* Over 100,000 turn out in Church-approved, dissident
marches
* All oppose government plans for gay marriage by mid-2013
* Senior clerics, some Muslim leaders join protesters
PARIS, Nov 18 (Reuters) - More than 100,000 protesters
organised by Catholic groups staged separate demonstrations in
French cities over the weekend to protest against government
plans to legalise same-sex marriage next year.
Most of them took to the streets on Saturday, backed by the
French Catholic Church and joined by several senior clerics, and
several thousand more paraded with ultra-traditionalist
Catholics in Paris on Sunday.
Though marching separately, they chanted the same slogan -
"one father + one mother for all children" - and denounced the
Socialist government's plan. Polls show about 60 percent support
for the reform, but not the right for gay people to adopt
children.
"Shame on the president, who'll protect the infants?"
chanted protesters on Sunday as they passed boutiques and
gourmet food shops in the capital's chic seventh arrondissement.
In the daily Le Monde on Saturday, the heads of the
Catholic, Muslim, Protestant and Jewish communities urged
President Francois Hollande's government to allow more time for
a public debate on what they said was a foundation of society.
In the same edition, a front-page editorial called the plan
"a legitimate, necessary and progressive reform" and said it
will have been amply debated in public by the time the bill has
its first reading in parliament in January.
Also on Saturday, Pope Benedict encouraged French bishops
visiting him in the Vatican to oppose the reform, saying "the
Church's voice must make itself heard relentlessly and with
determination".
Hollande made gay marriage one of his campaign promises and
his government plans to legalise it by mid-2013. It will include
adoption rights for gay couples, but not the option of assisted
procreation methods such as artificial insemination.
CHILDREN
Alexandre and Emilie Philippe, a young Parisian couple
marching on Sunday with two of their four small children, said
they knew the law would eventually pass. "But we wanted to show
our disapproval," he said.
Carrying a sign saying "One papa + one mama - what else?",
she said: "We're doing this for our children. Their generation
is the one that will be affected by this."

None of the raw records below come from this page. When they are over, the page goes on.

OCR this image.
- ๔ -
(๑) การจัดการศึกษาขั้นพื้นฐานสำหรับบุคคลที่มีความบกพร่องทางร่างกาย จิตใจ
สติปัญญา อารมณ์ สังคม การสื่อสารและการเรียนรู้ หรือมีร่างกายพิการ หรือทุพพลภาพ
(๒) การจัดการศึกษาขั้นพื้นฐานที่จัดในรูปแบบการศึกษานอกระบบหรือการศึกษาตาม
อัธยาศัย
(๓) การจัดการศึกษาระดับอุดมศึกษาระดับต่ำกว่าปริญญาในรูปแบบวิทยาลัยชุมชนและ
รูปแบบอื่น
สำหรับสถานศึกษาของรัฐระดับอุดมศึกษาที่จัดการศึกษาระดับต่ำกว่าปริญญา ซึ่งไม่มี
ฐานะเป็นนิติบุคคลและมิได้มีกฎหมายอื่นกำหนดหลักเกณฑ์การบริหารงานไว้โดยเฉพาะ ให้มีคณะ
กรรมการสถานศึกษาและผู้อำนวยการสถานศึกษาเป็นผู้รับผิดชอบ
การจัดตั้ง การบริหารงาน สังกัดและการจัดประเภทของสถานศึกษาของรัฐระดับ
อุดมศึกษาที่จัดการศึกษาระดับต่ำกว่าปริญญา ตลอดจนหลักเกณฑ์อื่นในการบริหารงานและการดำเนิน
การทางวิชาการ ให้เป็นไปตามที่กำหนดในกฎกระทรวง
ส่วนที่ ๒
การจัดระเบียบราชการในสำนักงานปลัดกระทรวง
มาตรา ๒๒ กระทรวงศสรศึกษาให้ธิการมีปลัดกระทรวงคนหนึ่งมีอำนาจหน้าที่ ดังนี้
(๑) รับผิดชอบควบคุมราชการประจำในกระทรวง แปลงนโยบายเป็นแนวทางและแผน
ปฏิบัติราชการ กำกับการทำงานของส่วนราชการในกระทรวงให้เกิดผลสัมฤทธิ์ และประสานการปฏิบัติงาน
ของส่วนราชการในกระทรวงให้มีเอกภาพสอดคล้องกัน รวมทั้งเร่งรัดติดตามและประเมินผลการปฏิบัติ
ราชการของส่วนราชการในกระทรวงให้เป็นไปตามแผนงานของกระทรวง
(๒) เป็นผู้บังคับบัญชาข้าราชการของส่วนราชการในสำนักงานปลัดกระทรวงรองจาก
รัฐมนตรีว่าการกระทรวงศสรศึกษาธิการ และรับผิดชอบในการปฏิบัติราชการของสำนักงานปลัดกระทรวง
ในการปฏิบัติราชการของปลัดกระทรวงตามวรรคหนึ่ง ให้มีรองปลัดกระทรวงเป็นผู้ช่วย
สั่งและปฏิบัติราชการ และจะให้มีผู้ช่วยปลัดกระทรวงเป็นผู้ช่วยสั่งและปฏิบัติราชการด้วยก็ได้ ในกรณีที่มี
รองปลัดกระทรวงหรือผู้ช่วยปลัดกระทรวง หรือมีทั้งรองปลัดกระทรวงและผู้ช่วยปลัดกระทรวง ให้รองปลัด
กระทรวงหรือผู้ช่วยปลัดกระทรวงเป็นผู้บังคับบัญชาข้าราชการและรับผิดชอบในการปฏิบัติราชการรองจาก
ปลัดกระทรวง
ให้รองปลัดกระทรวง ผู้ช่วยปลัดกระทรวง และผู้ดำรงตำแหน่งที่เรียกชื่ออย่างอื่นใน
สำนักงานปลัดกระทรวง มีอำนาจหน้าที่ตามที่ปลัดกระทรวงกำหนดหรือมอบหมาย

Initially caught off guard, the government has been hitting
back at opponents of same-sex marriage. Social Affairs Minister
Marisol Touraine said Saturday's turnout was "insignificant" and
no better than the crowds that opposed civil unions in 1999.
The civil unions created back then were quickly accepted and
their annual total is now approaching that of traditional
marriages. Only 6 percent are undertaken by same-sex couples.

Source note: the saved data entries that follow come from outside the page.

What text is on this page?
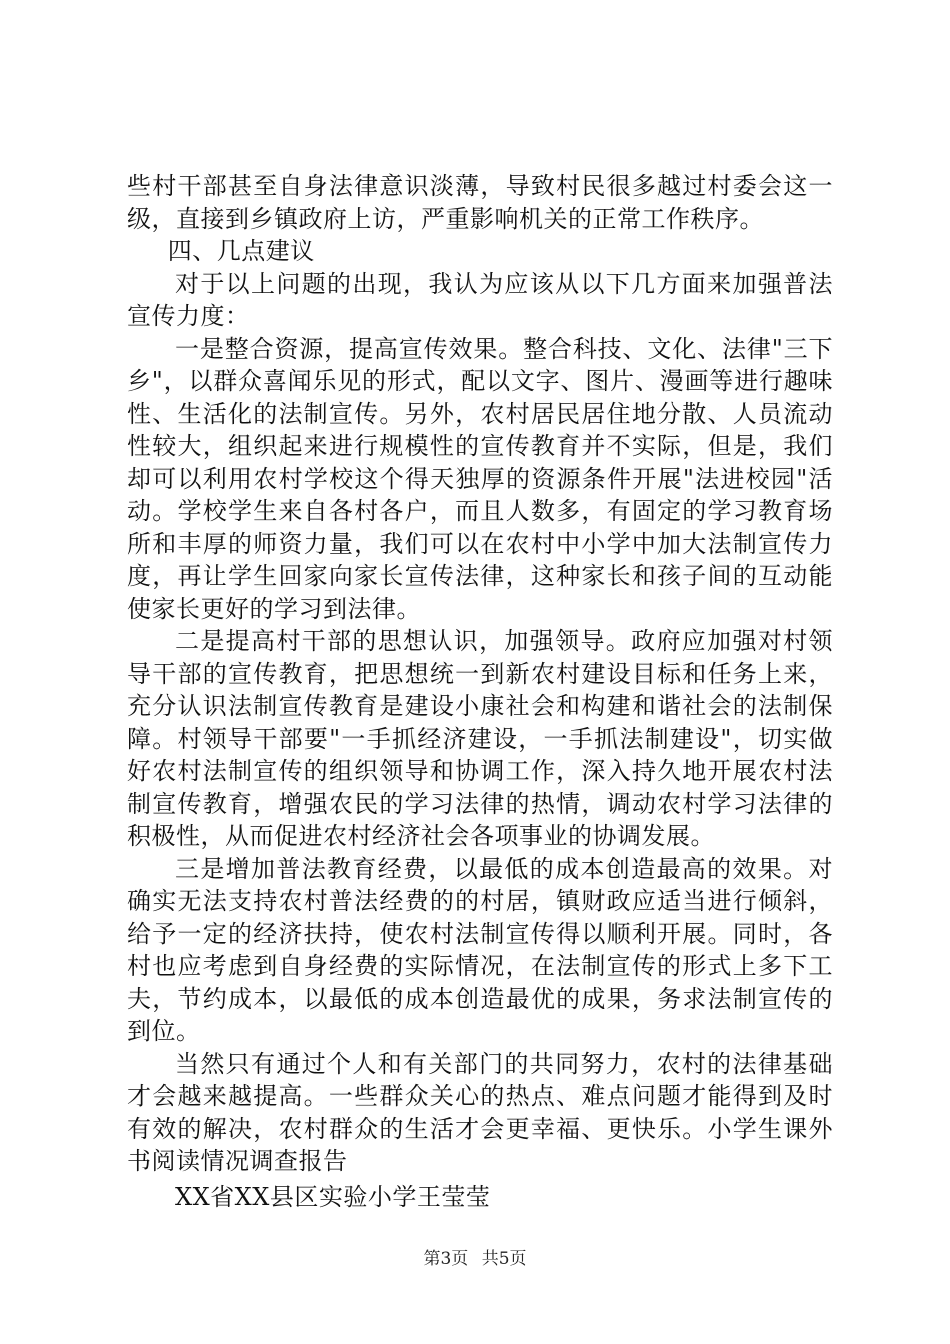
些村干部甚至自身法律意识淡薄，导致村民很多越过村委会这一级，直接到乡镇政府上访，严重影响机关的正常工作秩序。

四、几点建议

对于以上问题的出现，我认为应该从以下几方面来加强普法宣传力度：

一是整合资源，提高宣传效果。整合科技、文化、法律"三下乡"，以群众喜闻乐见的形式，配以文字、图片、漫画等进行趣味性、生活化的法制宣传。另外，农村居民居住地分散、人员流动性较大，组织起来进行规模性的宣传教育并不实际，但是，我们却可以利用农村学校这个得天独厚的资源条件开展"法进校园"活动。学校学生来自各村各户，而且人数多，有固定的学习教育场所和丰厚的师资力量，我们可以在农村中小学中加大法制宣传力度，再让学生回家向家长宣传法律，这种家长和孩子间的互动能使家长更好的学习到法律。

二是提高村干部的思想认识，加强领导。政府应加强对村领导干部的宣传教育，把思想统一到新农村建设目标和任务上来，充分认识法制宣传教育是建设小康社会和构建和谐社会的法制保障。村领导干部要"一手抓经济建设，一手抓法制建设"，切实做好农村法制宣传的组织领导和协调工作，深入持久地开展农村法制宣传教育，增强农民的学习法律的热情，调动农村学习法律的积极性，从而促进农村经济社会各项事业的协调发展。

三是增加普法教育经费，以最低的成本创造最高的效果。对确实无法支持农村普法经费的的村居，镇财政应适当进行倾斜，给予一定的经济扶持，使农村法制宣传得以顺利开展。同时，各村也应考虑到自身经费的实际情况，在法制宣传的形式上多下工夫，节约成本，以最低的成本创造最优的成果，务求法制宣传的到位。

当然只有通过个人和有关部门的共同努力，农村的法律基础才会越来越提高。一些群众关心的热点、难点问题才能得到及时有效的解决，农村群众的生活才会更幸福、更快乐。小学生课外书阅读情况调查报告

XX省XX县区实验小学王莹莹

第3页 共5页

Organisers and police disagreed on the turnout. On Sunday,
organisers estimated the Paris crowd at 18,000 and police at
half that number.
On Saturday, organisers said 200,000 people demonstrated in
the French capital, compared with a police estimate of 70,000.

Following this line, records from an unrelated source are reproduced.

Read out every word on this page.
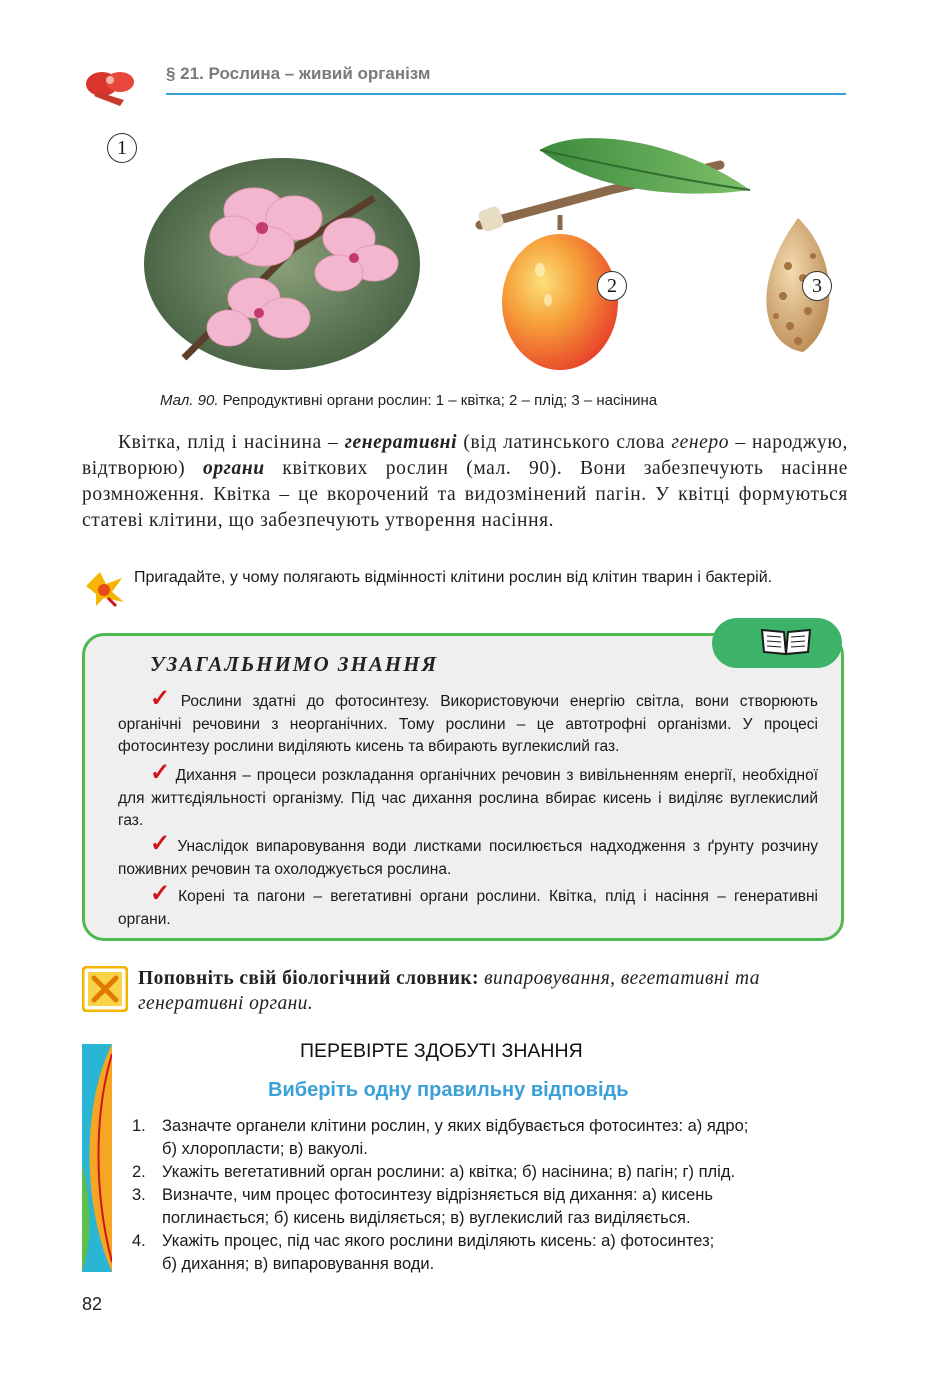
§ 21. Рослина – живий організм
1
2	3
Мал. 90. Репродуктивні органи рослин: 1 – квітка; 2 – плід; 3 – насінина
Квітка, плід і насінина – генеративні (від латинського слова генеро – народжую, відтворюю) органи квіткових рослин (мал. 90). Вони забезпечують насінне розмноження. Квітка – це вкорочений та видозмінений пагін. У квітці формуються статеві клітини, що забезпечують утворення насіння.
Пригадайте, у чому полягають відмінності клітини рослин від клітин тварин і бактерій.
УЗАГАЛЬНИМО ЗНАННЯ
✓ Рослини здатні до фотосинтезу. Використовуючи енергію світла, вони створюють органічні речовини з неорганічних. Тому рослини – це автотрофні організми. У процесі фотосинтезу рослини виділяють кисень та вбирають вуглекислий газ.
✓ Дихання – процеси розкладання органічних речовин з вивільненням енергії, необхідної для життєдіяльності організму. Під час дихання рослина вбирає кисень і виділяє вуглекислий газ.
✓ Унаслідок випаровування води листками посилюється надходження з ґрунту розчину поживних речовин та охолоджується рослина.
✓ Корені та пагони – вегетативні органи рослини. Квітка, плід і насіння – генеративні органи.
Поповніть свій біологічний словник: випаровування, вегетативні та генеративні органи.
ПЕРЕВІРТЕ ЗДОБУТІ ЗНАННЯ
Виберіть одну правильну відповідь
1. Зазначте органели клітини рослин, у яких відбувається фотосинтез: а) ядро;
б) хлоропласти; в) вакуолі.
2. Укажіть вегетативний орган рослини: а) квітка; б) насінина; в) пагін; г) плід.
3. Визначте, чим процес фотосинтезу відрізняється від дихання: а) кисень
поглинається; б) кисень виділяється; в) вуглекислий газ виділяється.
4. Укажіть процес, під час якого рослини виділяють кисень: а) фотосинтез;
б) дихання; в) випаровування води.
82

Thousands more marched in Lyon, Marseille and other major towns.
Lyon Cardinal Philippe Barbarin joined the march there along
with Kamel Kabtane, rector of the Grand Mosque of Lyon, and
other Muslim leaders. Toulouse Archbishop Robert Le Gall marched
with the protesters there on Saturday.
At Sunday's protest, Rev Regis de Cacqueray, head of the
French district of the ultra-traditionalist Society of Saint
Pius X (SSPX), marched with priests in long black cassocks and
laymen waving flags of far-right Catholic and royalist groups.
Passing the law would make France the 12th country around
the world to legalise same-sex marriage. It is already allowed
in Argentina, Belgium, Canada, Denmark, Iceland, Netherlands,
Norway, Portugal, South Africa, Spain, and Sweden.